Vor ein paar Monaten sind wir das erste Mal alle zusammen in den Urlaub gefahren, mit Philip Julius zu der Familienfreizeit Atempause an den Chiemsee. Das war ein tolles Erlebnis und für uns auch wirklich entspannend, nicht zuletzt da zwei Pflegekräfte aus Salomes Pflegeteam mitfahren konnten. Wir wussten alle Kinder gut versorgt und haben viele schöne Momente gemeinsam genießen können.

Familie Pehlke auf der Atempause 2018 des Philip Julius e.V. (C) Katja Pehlke

Wenn Ihr als Familie gemeinsam Urlaub macht, wie plant Ihr?
Da mein Mann ohnehin viel beruflich unterwegs ist, genießt er oft einfach auch freie Zeit zu Hause. In den letzten Jahren haben wir jeweils immer mal kurze Trips mit Freunden gemacht, damit jeder mal „rauskommt“. Thomas geht dann gern mit seinen Freunden wandern. Ich habe mit einer Freundin die ein oder andere Städtetour gemacht.
Wie wir in Zukunft gemeinsam Urlaub machen, denn Elias und Naemi möchten das natürlich unbedingt, müsssen wir noch schauen.
Wo habt Ihr Euren schönsten Urlaub verlebt?
Mein schönstes Urlaubserlebnis ist schon einige Jahre her. Ich war mit einer Bekannten zu einer intensiven Reitwoche in Andalusien.
Welche Wünsche und Pläne habt Ihr für die Zukunft?
Einen unserer größten Pläne haben wir im vergangenen Jahr schon umgesetzt. Für uns stand behindertengerechter Wohnraum an oberster Stelle, damit Salome bei uns langfristig leben kann. Dieses Ziel haben wir mit einem – zumindest im EG – barrierefreien Hausbau geschafft.
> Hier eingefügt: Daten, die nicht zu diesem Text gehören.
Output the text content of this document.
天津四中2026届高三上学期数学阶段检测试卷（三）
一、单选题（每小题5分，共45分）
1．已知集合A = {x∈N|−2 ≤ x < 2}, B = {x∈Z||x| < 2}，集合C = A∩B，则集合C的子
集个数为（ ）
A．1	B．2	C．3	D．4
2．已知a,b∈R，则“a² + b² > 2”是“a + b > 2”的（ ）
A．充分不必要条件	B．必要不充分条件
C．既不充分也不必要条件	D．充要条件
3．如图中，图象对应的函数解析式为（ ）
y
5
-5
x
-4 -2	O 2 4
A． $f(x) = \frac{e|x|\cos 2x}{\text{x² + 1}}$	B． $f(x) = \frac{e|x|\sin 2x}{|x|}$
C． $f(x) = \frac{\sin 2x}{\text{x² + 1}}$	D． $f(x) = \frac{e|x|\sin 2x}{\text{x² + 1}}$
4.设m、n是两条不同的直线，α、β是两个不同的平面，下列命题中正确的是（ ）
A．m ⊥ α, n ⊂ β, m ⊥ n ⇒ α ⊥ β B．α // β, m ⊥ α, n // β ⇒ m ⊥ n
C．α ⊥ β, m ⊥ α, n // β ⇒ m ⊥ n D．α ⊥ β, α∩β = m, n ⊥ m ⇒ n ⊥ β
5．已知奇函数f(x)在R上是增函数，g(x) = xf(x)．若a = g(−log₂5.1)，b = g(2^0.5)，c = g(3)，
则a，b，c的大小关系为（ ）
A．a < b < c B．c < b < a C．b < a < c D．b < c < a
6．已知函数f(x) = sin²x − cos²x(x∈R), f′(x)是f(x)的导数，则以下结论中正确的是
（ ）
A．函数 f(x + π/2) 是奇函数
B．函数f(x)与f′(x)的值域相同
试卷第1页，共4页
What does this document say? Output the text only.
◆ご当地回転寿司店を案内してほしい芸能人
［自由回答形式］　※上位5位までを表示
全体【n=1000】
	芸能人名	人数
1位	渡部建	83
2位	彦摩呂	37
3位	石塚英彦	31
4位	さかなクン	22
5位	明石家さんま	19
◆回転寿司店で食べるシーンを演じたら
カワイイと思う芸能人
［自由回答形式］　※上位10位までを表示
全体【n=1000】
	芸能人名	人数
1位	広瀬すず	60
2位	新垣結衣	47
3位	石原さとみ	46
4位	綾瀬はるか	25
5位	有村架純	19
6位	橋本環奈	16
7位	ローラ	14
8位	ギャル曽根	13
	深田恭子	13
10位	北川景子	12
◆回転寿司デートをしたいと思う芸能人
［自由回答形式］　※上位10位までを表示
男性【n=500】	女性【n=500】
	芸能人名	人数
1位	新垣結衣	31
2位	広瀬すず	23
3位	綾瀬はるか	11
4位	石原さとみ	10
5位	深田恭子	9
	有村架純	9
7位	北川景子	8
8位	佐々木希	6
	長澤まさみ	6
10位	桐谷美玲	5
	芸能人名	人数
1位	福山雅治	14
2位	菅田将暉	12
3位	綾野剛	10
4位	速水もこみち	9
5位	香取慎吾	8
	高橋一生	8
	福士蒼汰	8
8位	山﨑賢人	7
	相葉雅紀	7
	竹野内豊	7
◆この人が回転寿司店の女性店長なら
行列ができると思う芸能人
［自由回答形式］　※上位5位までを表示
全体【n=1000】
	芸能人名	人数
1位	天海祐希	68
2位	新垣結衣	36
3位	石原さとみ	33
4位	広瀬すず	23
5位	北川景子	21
Zukunftswünsche haben in erster Linie mit Salomes Wohlbefinden und ihrer Verorgung zu tun. Einen großen Wunsch, den ich für sie in näherer Zukunft habe, ist ein Therapiehund. Salome hat keinen eigenen Freundeskreis oder gar Hobbys, so wie ihre Geschwister. Ein Hund, der begleitet und hilft und der auch eine Art Freund sein kann, wäre sicher sehr schön – nicht nur für Salome.
Und ganz allgemein würde ich mir für alle Betroffenen wünschen, dass in der Gesundheitspolitik eine positive Wende pro Patient stattfindet und Menschen nicht länger unter dem Gesichtspunkt der Wirtschaftlichkeit betrachtet werden (müssen). Hilfe- und Unterstützungsleistungen müssen schneller und einfacher greifen.